La réaction faussement apaisée de la Chine

Privilégiant ses intérêts économiques et soucieux de ne pas écorner ses intérêts économiques avec l’Allemagne, les réactions officielles de la Chine ont été fortement mesurées sur les mesures d’interdiction de la vente des usines de semi-conducteurs. Un porte-parole du ministère des Affaires étrangères chinois, Monsieur Zhao Lijian, a ainsi déclaré qu'il n'était pas au courant de la vente en Allemagne. Mais il a exhorté le gouvernement du Chancelier Scholz à traiter les entreprises chinoises sans discrimination. M. Zhao a appelé l'Allemagne à "fournir un environnement de marché équitable, ouvert et non discriminatoire pour le fonctionnement normal de toutes les entreprises" et à éviter "d'utiliser la sécurité nationale comme prétexte au protectionnisme. En revanche sur twitter, les réactions ont été moins mesurée, plusieurs internautes ont estimé que les usines concernées n’étaient pas aussi critiques. Ils se sont interrogés sur les menaces réelles liées au rachat des usines par les entreprises chinoises. D’autres ont estimé qu’à travers cet acte, l’Allemagne se positionne plus en concurrent de la Chine qu’en partenaire. Certains bloggeurs ont accusé la classe politique allemande anti-Chine d’avoir été manipulée par les Etats-Unis l'unisson avec les États-Unis, dont la campagne contre l'industrie chinoise des puces s'est intensifiée ces derniers temps. Ils sont rappelés que l'Union Européenne et les États-Unis ont signé un accord pour se soutenir mutuellement sur les politiques commerciales chinoises.

 

Abdou Rafiou Bello auditeur de la 41ème promotion MSIE de l‘EGE

 

Sources

Le grand continent, Guerre technologique : 10 points sur les semi-conducteurs, www.legrandcontinent.eu

Wang A., La guerre des semi-conducteurs sino-américaine : la messe est-elle dite, CONFLICT, revue géopolitique, octobre 2022

https://www.lefigaro.fr/international/scholz-critique-pour-un-projet-de-vente-partielle-a-la-chine-du-port-de-hambourg-20221020

https://www.reuters.com/markets/chinese-investments-part-influence-strategy-german-econ-minister-2022-11-09/

https://www.independent.co.uk/news/world/europe/china-ap-germany-olaf-scholz-cabinet-b2221167.html

https://portail-ie.fr/short/4120/allemagne-le-gouvernement-federal-favorable-au-rachat-du-fabricant-de-semi-conducteurs-elmos-par-la-chine

https://www.lesnumeriques.com/vie-du-net/semi-conducteurs-pourquoi-l-allemagne-vient-elle-de-bloquer-la-vente-d-une-usine-a-la-chine-n195921.html

https://www.01net.com/actualites/semi-conducteurs-les-usa-veulent-priver-la-chine-des-precieuses-machines-neerlandaises.html

https://www.rts.ch/info/monde/13499595-la-chine-accroit-son-pouvoir-economique-et-lallemagne-sa-dependance.html

Notes

[i] La Chine a prévu de dépenser 1.400 milliards de dollars entre 2020 et 2025 pour les technologies avancées y compris les semi-conducteurs, Michael Sinclair, Transport Intelligence, 10 février 2022 cité par Wang A. revue géopolitique Conflicts, octobre 2022.

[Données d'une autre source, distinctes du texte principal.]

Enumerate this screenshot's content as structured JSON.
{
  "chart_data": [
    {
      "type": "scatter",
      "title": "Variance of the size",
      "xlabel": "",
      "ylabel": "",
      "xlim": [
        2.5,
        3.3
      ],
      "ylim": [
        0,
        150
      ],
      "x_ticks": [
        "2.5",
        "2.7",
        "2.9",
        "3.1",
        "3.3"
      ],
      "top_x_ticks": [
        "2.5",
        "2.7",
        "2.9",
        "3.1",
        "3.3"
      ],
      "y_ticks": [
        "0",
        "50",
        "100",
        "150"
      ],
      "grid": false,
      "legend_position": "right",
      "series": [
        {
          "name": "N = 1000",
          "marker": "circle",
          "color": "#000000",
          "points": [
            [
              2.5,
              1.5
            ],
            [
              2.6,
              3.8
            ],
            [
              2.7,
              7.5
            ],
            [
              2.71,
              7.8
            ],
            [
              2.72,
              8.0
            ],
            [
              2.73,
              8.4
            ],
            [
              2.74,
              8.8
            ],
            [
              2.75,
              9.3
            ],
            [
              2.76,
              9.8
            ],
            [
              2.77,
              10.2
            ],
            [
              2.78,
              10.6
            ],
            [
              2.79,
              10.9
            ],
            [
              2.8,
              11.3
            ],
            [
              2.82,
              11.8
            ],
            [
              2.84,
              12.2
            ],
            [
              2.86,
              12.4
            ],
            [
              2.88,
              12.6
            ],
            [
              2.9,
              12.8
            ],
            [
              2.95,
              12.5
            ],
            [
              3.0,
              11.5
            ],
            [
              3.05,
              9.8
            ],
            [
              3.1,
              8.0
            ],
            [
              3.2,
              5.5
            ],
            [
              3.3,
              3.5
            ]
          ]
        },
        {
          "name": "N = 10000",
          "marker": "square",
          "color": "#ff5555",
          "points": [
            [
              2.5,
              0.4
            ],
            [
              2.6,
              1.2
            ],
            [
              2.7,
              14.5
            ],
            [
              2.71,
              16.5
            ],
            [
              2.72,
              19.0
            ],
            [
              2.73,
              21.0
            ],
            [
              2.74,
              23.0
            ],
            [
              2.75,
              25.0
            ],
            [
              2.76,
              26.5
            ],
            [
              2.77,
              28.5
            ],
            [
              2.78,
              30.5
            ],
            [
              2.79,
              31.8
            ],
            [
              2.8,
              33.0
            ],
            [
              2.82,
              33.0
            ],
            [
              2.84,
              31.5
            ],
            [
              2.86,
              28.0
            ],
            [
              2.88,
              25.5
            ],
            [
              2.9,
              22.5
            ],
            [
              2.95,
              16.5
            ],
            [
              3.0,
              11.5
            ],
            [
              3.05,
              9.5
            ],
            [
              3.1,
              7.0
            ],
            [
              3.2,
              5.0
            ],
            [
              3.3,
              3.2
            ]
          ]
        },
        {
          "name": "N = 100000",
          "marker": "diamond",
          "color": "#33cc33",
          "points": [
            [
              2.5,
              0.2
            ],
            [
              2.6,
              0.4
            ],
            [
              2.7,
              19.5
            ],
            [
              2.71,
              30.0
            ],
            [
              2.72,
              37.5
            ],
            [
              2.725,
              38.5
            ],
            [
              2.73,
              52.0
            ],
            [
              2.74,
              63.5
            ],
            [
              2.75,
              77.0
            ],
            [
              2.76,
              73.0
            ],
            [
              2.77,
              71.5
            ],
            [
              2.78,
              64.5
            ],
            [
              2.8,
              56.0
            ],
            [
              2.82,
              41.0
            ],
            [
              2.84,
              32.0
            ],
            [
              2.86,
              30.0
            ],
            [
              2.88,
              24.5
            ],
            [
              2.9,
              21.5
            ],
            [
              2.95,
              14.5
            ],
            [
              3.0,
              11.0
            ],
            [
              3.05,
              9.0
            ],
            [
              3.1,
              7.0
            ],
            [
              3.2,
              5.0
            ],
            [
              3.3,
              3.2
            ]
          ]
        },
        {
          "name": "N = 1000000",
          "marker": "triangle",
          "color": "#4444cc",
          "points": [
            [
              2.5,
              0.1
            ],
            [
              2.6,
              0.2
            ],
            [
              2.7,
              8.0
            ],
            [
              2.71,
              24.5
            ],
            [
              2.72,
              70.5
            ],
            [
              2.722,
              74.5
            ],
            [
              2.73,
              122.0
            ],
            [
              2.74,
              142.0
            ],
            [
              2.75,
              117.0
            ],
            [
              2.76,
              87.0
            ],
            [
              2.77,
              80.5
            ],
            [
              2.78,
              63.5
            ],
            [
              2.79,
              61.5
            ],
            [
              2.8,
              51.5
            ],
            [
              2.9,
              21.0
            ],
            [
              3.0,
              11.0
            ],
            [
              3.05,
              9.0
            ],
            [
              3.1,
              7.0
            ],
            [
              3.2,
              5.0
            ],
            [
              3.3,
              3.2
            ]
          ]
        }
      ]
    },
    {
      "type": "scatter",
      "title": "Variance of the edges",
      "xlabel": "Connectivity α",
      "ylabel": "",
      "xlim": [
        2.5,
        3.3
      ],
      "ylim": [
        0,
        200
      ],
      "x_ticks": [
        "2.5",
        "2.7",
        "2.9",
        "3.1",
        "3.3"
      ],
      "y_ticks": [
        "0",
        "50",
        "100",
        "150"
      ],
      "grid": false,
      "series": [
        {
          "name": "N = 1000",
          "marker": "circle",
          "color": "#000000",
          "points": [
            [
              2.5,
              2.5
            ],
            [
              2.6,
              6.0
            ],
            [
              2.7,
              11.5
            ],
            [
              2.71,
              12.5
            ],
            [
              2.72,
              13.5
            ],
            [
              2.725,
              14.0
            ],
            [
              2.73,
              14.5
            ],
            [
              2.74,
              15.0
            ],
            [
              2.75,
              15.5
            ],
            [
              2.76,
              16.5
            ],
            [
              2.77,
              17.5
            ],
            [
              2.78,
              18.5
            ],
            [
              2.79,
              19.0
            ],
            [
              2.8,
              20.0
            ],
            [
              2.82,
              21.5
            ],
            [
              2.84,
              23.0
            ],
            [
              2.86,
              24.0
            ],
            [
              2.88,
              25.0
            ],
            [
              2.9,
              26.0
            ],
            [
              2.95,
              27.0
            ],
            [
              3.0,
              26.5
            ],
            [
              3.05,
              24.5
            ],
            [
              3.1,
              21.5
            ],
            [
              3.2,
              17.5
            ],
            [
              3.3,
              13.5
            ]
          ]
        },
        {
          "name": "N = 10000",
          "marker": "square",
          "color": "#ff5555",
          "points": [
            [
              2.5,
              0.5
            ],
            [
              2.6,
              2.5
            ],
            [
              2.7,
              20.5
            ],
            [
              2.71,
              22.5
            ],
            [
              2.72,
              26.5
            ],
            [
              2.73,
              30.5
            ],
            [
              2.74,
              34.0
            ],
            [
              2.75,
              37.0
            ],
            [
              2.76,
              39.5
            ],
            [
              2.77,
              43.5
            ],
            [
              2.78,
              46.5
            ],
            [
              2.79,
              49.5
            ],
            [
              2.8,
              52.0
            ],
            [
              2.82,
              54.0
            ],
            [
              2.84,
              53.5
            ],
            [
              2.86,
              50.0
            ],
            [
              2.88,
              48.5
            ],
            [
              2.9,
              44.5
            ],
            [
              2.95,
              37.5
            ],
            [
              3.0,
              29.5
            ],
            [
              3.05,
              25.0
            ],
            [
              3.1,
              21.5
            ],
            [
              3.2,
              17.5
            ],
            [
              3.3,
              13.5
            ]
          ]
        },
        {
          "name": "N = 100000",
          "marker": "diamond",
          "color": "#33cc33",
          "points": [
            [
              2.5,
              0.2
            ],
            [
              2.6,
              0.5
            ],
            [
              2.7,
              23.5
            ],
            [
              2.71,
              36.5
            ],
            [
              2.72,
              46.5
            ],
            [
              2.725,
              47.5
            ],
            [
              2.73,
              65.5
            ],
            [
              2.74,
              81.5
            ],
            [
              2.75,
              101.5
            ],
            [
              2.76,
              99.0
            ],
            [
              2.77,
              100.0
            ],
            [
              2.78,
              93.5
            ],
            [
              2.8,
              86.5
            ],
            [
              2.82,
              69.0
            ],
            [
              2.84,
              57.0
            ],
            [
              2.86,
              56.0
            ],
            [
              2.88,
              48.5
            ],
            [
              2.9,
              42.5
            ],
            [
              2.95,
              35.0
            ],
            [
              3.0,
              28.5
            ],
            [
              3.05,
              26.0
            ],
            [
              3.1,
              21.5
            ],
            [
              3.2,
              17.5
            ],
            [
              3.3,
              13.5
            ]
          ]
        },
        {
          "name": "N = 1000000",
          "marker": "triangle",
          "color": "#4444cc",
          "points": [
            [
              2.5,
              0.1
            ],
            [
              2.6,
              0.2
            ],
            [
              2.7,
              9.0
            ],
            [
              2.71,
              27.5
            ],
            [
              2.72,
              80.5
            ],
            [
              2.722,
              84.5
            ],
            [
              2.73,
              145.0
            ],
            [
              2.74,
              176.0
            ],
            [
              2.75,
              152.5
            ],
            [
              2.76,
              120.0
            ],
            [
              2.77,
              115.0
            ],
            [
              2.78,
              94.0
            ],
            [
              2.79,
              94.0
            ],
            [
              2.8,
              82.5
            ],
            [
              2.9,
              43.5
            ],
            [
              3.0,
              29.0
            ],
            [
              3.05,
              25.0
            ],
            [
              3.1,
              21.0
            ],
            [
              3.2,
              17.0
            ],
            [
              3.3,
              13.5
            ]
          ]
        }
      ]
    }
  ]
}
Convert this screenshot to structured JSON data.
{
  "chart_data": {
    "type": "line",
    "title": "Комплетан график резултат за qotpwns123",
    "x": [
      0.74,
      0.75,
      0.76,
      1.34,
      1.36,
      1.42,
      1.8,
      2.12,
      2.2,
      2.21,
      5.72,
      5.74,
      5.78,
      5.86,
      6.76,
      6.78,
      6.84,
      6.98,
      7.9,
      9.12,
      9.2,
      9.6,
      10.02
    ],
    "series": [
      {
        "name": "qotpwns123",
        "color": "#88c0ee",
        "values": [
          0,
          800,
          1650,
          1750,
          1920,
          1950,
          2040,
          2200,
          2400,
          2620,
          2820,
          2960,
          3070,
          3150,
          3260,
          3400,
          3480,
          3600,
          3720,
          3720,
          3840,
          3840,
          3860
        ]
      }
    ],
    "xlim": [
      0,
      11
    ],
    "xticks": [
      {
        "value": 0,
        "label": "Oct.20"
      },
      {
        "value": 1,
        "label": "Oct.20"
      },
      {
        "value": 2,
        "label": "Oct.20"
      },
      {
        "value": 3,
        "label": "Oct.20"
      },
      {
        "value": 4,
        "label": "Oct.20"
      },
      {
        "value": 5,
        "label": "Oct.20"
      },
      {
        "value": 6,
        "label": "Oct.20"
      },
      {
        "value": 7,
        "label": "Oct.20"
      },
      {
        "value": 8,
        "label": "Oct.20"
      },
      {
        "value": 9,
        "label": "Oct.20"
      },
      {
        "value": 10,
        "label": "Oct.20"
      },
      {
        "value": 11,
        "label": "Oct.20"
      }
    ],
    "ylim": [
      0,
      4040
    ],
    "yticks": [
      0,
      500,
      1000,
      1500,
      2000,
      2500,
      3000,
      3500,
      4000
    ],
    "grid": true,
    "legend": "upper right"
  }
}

[ii] Selon une étude de l’OCDE, quatre sociétés de semi-conducteurs soutenues par l’Etat ont reçu entre 2014 et 2018, 4,85 milliards de dollars de prêts aux taux inférieurs aux conditions du marché, Michael Sinclair, Transport Intelligence, 10 février 2022

[iii] Pour soutenir la production locale de semi-conducteurs, le Président Biden a signé 28 juillet 2022, l’initiative « Chips & Science Act » dotée d’un budget de 280 milliards de dollars dont 52 milliards de subventions pour la construction des usines de fabrication de semi-conducteurs sur le sol américain.

[iv] Jan Mertens Lafay, Les échanges commerciaux entre l’Allemagne et la Chine : concurrents ou partenaires ? revue Allemagne d’aujourd’hui, n°237 (2020 :1)

[v] Les entreprises chinoises sont actionnaires dans quatorze ports européens et détiennent la majorité des parts dans six parmi eux.